A valid patent of course would've permitted the patent holder to keep everybody else namely the generics out of the market, but an invalid patent would have not permitted the patent holder to do that.

And here, the validity of the patent is not -- made -- is being challenged.

You don't know.

It could be the one, it could be the other.

So, as our precedent suggests in order to analyze this case correctly we have to go beyond the statement it's within the scope of the patent and we have to look at the competing aims of patent law and antitrust law and determine here which predominate.

Doing that, we first conclude that the reverse payments settlements at least sometimes pose a risk of adverse effects on competition.

They threaten to allow patent holders and potential competitors to split and thereby maintain super competitive patent related profits even where the patent would end up being held invalid or would it be infringed or the generic to enter the market.

Suppose, for example, the patent has ten years to run and earns its holder $50 million dollars per year of extra profits because the patent gives that holder an exclusive right to make him sell the drug, a finding of invalidity or entry by a generic might reduce that 500 million, maybe all the way to zero, but a settlement agreement removes that threat in return for a payment of say $100 million, keeps out of the marketplace for that hundred million, the patent challenging generic and the consumer pays more than if the generic have not received the $100 million payment and had consequently continued it's efforts to enter or maybe it's settled in other ways and it ended up by entering thereby producing a more competitive marketplace.

Second and on the other hand, we concede that a reverse payment of this type may sometimes prove justified.

Suppose it simply reflects savings in litigation costs or the fair value paid for other services that the generic promises to perform, but then there are other times the reverse payment may serve no such purpose.

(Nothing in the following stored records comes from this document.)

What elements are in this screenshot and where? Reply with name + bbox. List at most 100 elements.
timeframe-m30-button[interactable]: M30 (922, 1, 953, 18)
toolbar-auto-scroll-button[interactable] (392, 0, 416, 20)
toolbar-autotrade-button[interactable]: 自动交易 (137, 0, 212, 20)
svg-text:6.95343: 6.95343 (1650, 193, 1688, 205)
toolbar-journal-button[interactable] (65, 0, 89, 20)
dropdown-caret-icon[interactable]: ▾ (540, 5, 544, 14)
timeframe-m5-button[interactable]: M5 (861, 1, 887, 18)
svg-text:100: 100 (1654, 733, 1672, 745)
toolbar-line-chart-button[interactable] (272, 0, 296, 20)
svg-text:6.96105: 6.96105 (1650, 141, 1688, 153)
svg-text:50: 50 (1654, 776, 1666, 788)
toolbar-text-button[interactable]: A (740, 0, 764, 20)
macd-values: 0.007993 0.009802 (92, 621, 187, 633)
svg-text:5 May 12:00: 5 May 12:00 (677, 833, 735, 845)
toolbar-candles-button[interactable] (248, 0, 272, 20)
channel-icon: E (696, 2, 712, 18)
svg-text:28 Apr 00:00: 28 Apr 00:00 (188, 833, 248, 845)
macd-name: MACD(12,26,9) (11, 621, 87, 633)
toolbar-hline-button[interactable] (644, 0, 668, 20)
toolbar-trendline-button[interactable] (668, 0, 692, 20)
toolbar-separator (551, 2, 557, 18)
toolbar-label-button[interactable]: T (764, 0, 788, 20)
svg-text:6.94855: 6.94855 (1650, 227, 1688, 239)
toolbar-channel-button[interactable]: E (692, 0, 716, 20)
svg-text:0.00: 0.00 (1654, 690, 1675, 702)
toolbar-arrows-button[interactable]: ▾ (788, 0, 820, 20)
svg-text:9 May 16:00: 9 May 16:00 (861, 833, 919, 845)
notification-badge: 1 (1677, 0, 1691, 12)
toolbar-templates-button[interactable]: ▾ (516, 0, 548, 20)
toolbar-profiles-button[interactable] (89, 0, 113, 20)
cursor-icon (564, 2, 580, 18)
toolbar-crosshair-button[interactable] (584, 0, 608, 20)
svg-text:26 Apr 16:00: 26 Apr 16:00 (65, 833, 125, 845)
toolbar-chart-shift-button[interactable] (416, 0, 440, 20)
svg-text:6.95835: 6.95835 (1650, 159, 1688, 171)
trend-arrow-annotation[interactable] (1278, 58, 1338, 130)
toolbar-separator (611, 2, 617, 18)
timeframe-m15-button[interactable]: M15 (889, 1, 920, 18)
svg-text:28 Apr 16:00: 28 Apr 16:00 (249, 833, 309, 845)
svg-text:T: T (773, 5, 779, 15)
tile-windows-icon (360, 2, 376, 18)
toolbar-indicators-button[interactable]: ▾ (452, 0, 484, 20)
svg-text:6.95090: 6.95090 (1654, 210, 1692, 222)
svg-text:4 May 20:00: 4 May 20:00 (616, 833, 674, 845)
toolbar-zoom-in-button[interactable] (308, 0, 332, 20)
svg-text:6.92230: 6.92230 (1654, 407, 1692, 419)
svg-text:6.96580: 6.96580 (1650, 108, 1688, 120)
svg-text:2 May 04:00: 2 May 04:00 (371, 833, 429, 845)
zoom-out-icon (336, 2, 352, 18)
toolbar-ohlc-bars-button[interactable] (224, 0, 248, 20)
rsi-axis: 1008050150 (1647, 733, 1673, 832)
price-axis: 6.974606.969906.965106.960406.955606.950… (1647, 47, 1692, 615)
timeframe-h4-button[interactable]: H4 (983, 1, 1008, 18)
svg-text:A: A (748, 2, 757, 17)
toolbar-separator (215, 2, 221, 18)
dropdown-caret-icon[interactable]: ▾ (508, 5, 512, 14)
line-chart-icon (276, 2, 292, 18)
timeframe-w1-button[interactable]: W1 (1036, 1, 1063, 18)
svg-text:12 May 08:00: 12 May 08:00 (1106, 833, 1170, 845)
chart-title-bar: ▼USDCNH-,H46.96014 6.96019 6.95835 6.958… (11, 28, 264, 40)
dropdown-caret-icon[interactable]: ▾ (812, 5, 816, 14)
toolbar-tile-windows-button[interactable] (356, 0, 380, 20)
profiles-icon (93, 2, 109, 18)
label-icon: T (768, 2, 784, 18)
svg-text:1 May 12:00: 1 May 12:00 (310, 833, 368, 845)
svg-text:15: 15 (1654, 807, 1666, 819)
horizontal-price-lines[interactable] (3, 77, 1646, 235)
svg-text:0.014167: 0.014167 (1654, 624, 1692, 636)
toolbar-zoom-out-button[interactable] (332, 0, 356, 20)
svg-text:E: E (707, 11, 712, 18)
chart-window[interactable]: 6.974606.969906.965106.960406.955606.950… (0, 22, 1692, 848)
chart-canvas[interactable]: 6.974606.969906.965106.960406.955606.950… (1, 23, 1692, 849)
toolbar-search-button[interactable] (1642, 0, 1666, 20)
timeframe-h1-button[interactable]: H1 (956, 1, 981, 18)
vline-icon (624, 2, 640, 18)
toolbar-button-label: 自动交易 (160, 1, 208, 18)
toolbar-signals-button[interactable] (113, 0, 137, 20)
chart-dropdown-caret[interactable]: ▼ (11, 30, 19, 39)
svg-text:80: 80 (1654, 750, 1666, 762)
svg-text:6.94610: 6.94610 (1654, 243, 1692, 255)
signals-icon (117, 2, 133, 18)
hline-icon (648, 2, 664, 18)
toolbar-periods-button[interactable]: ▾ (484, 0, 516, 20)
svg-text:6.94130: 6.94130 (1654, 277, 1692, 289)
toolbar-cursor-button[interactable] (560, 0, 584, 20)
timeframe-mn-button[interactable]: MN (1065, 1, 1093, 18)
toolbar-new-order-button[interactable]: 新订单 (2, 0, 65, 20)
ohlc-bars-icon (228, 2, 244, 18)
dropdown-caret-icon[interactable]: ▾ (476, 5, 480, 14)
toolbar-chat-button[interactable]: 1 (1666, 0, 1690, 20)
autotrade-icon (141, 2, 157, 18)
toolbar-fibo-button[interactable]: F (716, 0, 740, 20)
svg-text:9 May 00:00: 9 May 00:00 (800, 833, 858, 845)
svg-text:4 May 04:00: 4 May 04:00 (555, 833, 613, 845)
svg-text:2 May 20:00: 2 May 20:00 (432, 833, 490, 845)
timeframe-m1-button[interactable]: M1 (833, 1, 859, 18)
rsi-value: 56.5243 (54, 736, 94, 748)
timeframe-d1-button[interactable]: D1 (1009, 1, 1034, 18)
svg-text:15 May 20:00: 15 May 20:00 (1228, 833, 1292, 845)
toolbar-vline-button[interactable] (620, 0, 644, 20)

It may simply lead the generic to agree it will not enter the market.

Delayed market entry considered in and off itself alone is an antitrust law and typically, not justified or it could be.

Third, the patent holder might have power perhaps conferred by the patent itself to charge prices above the competitive level, so the agreement could have a significant anticompetitive effect.

Fourth, the Court should be able to administer this kind of antitrust case normally without too much difficulty.

Suppose the payment is large and it serves no legitimate purpose, at that point a Court may well be able to assume without getting into the complex business of trying to relitigate the patent's validity.

It may simply assume because it has no reason to think the contrary that the patentee is worried about the strength of the patent, maybe it's too weak, and though he is seeking to split and thereby to maintain the super competitive profits in order to avoid that new competition.

And finally, the patent -- the parties, of course, remain free to settle their patent litigation in other ways that do not pose similar risks of significant unjustified anticompetitive harm, say, by agreeing that the generic can just enter earlier, then it otherwise would seem to be able to enter under the patent.

So, we consequently conclude that the Eleventh Circuit's near automatic rule of antitrust immunity is incorrect.

We also reject the FTC's claim that reverse payment settlements are near automatically unlawful.

Rather we conclude that the FTC should apply a rule of reason as we describe it and it may proceed with the case on that basis.